Thursday, September 30, 1999

Video Pick of the Week
By MATT NANIA
Scene Movie Critic


   "Taxi Driver" is, simply put, a landmark film. It is a brilliant, ruthless movie with a haunting portrayal of urban life, and is arguably one of the best movies ever made. Gaining more and more respect as an important film in American cinema, "Taxi Driver" was recently named No. 47 on the American Film Institute's 100 most important American films of the 20th century. It is an undeniably brilliant, nightmarish portrait of one man's personal hell.

Robert De Niro plays Travis Bickle, a disillusioned ex-Marine who, unable to sleep, becomes a New York City cab driver for the night shift. He observes all the fetid details — drug dealers, prostitutes and murderes — of life on the streets, basically seeing it all.

Bickle secretly wishes to rid New York of all this human garbage. What he doesn't realize is, by being a psychotically irrational man, he is just like the worst of them. And when a relationship with a beautiful campaign worker (Cybill Shepherd) fails, his repression becomes too much. He must find an outlet through which he can express himself.

For Travis, fury is manifested through violence. His burning wrath at New York society only increases by what he sees in his customers — people who seek the death of their philandering wives, rich tycoons who have flings with hookers and 12-year-old prostitutes being battered by their employers.

One such prostitute, Iris (a shockingly young Jodie Foster), embodies Travis' desire to clean up New York. He decides to save her from her wicked boss, Sport (Harvey Keitel), because, like the city itself, she is lost in a world of depravity.

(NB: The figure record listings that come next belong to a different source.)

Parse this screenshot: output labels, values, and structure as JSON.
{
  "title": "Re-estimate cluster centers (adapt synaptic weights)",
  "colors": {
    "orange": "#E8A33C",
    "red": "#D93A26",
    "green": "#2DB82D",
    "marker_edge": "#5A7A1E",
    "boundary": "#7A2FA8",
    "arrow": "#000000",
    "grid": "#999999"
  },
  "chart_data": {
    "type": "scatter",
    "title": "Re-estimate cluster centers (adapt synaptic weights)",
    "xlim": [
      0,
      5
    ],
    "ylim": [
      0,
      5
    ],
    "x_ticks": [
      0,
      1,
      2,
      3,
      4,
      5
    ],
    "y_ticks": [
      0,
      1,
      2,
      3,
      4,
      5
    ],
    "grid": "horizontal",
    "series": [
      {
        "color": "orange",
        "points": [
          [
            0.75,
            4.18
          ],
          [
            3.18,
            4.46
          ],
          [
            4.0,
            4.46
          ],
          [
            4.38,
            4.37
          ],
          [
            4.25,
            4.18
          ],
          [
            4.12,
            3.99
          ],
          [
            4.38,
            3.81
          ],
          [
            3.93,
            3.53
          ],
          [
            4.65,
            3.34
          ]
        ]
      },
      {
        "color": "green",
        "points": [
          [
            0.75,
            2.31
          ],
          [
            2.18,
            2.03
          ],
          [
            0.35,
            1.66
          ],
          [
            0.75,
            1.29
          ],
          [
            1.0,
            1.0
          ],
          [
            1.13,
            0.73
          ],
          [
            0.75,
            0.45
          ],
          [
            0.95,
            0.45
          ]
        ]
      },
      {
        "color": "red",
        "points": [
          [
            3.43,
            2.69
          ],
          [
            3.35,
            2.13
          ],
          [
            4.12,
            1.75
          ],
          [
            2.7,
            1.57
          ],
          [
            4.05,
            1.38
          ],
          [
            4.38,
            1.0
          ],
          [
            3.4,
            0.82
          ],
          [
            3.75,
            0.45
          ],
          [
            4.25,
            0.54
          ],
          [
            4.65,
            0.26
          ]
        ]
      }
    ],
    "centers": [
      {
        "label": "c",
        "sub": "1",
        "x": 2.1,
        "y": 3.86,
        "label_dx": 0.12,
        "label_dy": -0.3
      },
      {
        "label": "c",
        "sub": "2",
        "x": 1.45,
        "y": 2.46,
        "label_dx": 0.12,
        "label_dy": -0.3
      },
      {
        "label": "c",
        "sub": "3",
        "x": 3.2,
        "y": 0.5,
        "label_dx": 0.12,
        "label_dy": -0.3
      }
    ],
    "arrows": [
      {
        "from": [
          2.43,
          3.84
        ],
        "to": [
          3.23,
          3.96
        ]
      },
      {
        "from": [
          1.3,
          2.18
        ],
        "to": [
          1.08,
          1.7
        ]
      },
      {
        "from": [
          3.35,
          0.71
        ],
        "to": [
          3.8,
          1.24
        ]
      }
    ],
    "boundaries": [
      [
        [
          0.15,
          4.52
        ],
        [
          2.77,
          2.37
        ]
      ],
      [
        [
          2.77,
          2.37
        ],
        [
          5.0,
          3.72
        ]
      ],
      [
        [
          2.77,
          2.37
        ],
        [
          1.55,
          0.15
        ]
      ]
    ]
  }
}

The film concludes with a controversial and almost operatic display of violence in which Travis murders everyone who stands in the way of saving Iris. He thinks what he is doing is good, full of heart and noteworthy. It is so chilling and frightening because the audience knows that this killing spree is only a temporary way of distancing himself from his insanity.

The strength of "Taxi Driver" comes largely from the brilliant direction by Martin Scorsese. He somehow brings all the surreal and hellish aspects of New York together with a story that is electric and latent with violence. Only Scorsese is capable of such dynamics, and "Taxi Driver" is his best example.

At the center of this maelstrom is De Niro's intense and moving performance as Bickle. He gives a multi-layered tour de force that never loses Travis' humanity even as he reveals the monster within. And, of course, he has the film's most hauntingly famous scene, in which Travis looks in the mirror and says, "You talkin' to me? You talking to me? ... Well I'm the only one here." It is hard to imagine anyone but DeNiro delivering those lines.

"Taxi Driver" represents the turning point in both De Niro and Scorsese's careers. With their success from "Taxi Driver," they went on to make such great films as "Raging Bull," "The King of Comedy" and the quintessential gangster-epic, "Goodfellas."

Rising from the past like steam from a subway tunnel, Martin Scorsese's 20-year-old "Taxi Driver" retains its power to shock and disturb. Without a doubt, it spawned two great careers, and that reason alone makes it a crucial piece of cinema.